I groan. I called Tamara the night it happened and unloaded everything on her. She's been there for me throughout everything I'm going through. She's been a rock and I'm lucky to have her. Hell, I'm lucky as hell to have Tamara and my family. They've kept me sane the past few weeks.

"Oh no. What the hell happened?"

I quickly replay everything that's happened, trying my hardest not to cry again. I've done that enough.
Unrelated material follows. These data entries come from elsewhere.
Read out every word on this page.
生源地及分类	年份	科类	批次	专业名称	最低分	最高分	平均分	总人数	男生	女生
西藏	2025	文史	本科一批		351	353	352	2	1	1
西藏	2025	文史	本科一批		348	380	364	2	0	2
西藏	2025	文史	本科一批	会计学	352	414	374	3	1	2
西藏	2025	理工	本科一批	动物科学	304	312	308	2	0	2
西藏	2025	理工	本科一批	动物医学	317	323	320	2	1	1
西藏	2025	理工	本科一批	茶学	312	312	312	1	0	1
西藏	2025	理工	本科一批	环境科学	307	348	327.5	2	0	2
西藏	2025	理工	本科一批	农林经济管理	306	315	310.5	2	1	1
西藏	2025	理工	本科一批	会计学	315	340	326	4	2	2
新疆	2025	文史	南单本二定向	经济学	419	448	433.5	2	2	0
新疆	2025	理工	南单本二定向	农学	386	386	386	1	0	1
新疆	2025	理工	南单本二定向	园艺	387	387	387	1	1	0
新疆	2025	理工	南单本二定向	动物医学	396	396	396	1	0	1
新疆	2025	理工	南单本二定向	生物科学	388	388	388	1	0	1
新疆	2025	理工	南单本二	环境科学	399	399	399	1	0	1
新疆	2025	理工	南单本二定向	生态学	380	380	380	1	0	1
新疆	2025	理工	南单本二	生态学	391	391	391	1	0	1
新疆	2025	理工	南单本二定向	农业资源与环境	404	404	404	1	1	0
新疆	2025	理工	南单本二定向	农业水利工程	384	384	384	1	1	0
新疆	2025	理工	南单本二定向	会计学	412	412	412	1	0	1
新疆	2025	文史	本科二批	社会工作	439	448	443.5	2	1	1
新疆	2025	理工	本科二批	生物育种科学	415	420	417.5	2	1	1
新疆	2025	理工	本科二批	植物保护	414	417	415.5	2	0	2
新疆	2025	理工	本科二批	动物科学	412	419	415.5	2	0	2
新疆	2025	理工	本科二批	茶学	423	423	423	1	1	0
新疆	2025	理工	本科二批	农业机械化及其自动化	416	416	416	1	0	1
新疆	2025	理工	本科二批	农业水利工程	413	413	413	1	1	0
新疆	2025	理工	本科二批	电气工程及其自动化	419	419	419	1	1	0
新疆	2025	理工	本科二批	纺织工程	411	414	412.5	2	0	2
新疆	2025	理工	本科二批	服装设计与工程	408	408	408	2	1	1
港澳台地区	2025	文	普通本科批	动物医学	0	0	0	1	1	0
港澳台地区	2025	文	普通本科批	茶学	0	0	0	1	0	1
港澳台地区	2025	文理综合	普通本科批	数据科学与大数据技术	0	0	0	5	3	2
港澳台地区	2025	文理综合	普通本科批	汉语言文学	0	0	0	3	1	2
I've made myself a promise not to shed any more tears over Preacher. The man's caused me enough pain as it is. "I've not heard from him since I left the clubhouse."

She shakes her head. "Damn, what the hell is wrong with him? I mean, it's not as though you've put any pressure on him. You've basically told him you're not wanting anything from him, so why's he acting this way?"

I lean backward. "Ugh, if you find out, can you let me know? I'm sick of trying to work out what's going through his head. It's hard enough to work out my own mind, let alone his."

"For me, I'm focusing on ensuring the baby's okay and I get through this pregnancy, and that the kids are all okay."